2015-09-05 18:13:00

Investigate enforced disappearances, activists urge Sri Lanka


Activists in Sri Lanka are urging the government to ratify a key international convention on enforced disappearances and to investigate thousands of unsolved cases that have haunted the island nation through decades of conflict.

Catholic Church officials say the issue is especially vital in Sri Lanka. Father Nandana Manathunga said Sri Lanka has the second-highest number of disappearances in the world. Yet the country has not ratified the International Convention for the Protection of All Persons from Enforced Disappearances.

"It is the right of the parents to know what happened to their loved ones," said Father Manathunga, director of the human rights center in Kandy diocese. "We urge the government to publish a list of detainees."

On Sept. 5, Father Manathunga is staging an event to mark Sri Lanka’s unsolved disappearances with the families of those who are missing.

Enforced disappearances have been an ongoing issue in Sri Lanka for decades. The Janatha Vimukthi Peramuna, a Marxist political party that attempted to overturn the government twice, was accused of kidnapping and killing thousands of young people.
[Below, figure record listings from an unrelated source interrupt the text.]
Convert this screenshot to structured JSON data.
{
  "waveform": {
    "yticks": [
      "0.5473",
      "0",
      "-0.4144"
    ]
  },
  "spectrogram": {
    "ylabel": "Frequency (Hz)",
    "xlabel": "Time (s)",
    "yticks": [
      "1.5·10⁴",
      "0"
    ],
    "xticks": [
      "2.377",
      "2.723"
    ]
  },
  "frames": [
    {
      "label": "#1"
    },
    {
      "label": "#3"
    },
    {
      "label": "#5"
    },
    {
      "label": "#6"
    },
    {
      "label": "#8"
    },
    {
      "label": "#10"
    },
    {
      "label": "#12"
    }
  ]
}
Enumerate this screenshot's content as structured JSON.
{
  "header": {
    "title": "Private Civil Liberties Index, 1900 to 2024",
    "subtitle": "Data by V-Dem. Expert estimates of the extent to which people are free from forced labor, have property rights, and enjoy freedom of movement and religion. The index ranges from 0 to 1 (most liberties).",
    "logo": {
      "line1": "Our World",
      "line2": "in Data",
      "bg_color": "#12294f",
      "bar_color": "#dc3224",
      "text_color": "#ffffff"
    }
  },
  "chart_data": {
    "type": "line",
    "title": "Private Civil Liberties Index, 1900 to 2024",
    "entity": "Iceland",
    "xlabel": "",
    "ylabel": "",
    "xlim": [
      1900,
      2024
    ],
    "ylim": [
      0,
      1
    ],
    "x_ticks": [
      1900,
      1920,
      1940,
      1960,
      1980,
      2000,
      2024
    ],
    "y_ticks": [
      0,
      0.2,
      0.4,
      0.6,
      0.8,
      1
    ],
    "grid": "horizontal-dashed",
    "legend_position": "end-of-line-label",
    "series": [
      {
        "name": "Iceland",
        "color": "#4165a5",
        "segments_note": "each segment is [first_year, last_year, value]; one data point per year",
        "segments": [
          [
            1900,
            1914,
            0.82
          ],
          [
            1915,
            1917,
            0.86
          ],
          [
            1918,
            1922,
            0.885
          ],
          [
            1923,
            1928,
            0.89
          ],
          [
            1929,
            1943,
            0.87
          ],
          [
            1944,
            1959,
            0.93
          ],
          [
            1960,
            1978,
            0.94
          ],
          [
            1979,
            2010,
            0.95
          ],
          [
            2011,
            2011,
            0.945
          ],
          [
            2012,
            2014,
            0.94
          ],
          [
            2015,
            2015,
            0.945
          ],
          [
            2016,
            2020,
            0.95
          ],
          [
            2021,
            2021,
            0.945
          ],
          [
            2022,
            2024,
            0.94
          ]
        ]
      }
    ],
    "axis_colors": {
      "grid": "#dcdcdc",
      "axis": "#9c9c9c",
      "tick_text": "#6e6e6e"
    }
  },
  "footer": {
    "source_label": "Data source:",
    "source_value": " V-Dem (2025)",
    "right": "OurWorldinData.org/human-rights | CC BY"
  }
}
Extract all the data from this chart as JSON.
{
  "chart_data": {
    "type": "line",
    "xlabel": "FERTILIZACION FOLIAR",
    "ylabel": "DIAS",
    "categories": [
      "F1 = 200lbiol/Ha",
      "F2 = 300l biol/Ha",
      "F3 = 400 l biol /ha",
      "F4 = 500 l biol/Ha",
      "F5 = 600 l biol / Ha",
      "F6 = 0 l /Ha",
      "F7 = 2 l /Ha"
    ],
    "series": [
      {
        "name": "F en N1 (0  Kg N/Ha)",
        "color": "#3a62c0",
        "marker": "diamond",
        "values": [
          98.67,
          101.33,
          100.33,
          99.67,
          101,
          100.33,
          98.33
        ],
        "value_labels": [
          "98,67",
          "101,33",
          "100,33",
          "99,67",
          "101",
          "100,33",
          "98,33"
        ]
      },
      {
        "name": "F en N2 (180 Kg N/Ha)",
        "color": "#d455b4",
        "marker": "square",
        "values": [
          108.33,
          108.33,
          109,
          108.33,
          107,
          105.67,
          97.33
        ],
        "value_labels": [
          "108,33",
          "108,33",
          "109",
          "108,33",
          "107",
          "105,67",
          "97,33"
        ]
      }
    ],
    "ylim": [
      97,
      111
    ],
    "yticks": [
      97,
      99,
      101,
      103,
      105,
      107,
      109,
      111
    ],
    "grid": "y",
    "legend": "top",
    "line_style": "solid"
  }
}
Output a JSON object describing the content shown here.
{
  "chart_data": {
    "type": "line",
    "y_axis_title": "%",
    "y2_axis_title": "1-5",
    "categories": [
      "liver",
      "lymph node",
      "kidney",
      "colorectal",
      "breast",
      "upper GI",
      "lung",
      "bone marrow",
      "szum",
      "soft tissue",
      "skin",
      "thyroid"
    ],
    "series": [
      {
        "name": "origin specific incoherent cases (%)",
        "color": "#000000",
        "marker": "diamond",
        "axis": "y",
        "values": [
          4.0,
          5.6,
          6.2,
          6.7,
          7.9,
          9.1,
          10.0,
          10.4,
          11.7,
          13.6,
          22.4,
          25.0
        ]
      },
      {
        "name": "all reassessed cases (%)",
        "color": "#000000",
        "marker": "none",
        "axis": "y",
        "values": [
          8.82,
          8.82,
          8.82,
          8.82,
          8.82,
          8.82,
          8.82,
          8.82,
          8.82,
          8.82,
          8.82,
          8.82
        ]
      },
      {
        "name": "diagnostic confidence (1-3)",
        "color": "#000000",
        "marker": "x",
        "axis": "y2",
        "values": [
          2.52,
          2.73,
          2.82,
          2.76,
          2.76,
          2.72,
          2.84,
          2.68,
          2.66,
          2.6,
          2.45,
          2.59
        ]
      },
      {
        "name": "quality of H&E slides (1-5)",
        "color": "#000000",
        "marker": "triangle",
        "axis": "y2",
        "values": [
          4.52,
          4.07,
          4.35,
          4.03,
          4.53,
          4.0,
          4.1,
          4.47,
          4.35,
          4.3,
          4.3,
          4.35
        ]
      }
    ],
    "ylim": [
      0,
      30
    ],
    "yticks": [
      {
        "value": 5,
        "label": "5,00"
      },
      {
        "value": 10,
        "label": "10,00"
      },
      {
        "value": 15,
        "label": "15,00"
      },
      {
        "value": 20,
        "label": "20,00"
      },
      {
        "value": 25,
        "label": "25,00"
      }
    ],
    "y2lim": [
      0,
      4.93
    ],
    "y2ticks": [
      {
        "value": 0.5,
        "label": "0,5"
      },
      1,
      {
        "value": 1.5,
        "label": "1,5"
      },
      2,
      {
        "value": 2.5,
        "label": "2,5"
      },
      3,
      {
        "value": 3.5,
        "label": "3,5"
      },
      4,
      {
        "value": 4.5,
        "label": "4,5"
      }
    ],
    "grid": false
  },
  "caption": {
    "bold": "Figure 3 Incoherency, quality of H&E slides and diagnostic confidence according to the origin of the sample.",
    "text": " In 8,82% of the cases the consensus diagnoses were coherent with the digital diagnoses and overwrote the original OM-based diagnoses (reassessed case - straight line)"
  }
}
The military has also been accused of enforced disappearances during its 26-year-old battle against Tamil separatists.

The United Nations Working Group on Enforced Disappearances is currently considering more than 43,000 active cases. Of these, Sri Lanka had 5,750 outstanding cases as of May this year. Only Iraq, at around 16,000 cases, had more active disappearances, according to the working group.

However, it's believed the actual amount of disappearances over the years runs into the tens of thousands in Sri Lanka.

"Very few cases have been resolved and there has been blatant intimidation reported against families who have dared to ask questions about the whereabouts of their loved ones," Amnesty International said in a report marking the recent International Day of the Disappeared Aug. 30.

Continuing problems

The civil war’s brutal end in 2009, when military forces routed the Tamil rebels, has not stopped the disappearances.

Prageeth Egnalikoda, a political cartoonist, went missing in January 2010, two days before an election.

K.S. Ratnavale, director of the Colombo-based Centre for Human Rights and Development, said that families of missing people are demanding that the current government take action.

"Military and state authorities show a lack of interest in investigating disappearances," he said.

The government has promised to investigate the disappearances, but President Maithripala Sirisena and Prime Minister Ranil Wickremesinghe have downplayed the likelihood of international involvement.

The U.N. Working Group on Enforced Disappearances was scheduled to stage an official visit to Sri Lanka in August, but this was postponed because of parliamentary elections Aug. 17. The government has said the visit may take place before the end of the year.

For now, relatives of the disappeared are appealing to the United Nations and other international organizations to help find justice for their missing loved ones.

S. Jegatheeswara, 56, said his son was abducted by the military during an operation in Jaffna, the Tamil heartland of Sri Lanka’s north, in 2008.

"I appealed to the government, the U.N. and the international community to know the whereabouts of my son but still didn't get any response," he said.

According to the U.N. working group, Asia has the highest number of disappearances. These include 5,750 in Sri Lanka, 625 in the Philippines, 459 in Nepal, 428 in Timor-Leste, 354 in India, 200 in Pakistan, 163 in Indonesia, 82 in Thailand, 40 in China, 53 in North Korea, 30 in Bangladesh, two in Laos and one person in Cambodia.

Most countries in Asia have not ratified the U.N. convention on enforced disappearances. Cambodia and Japan are two that have.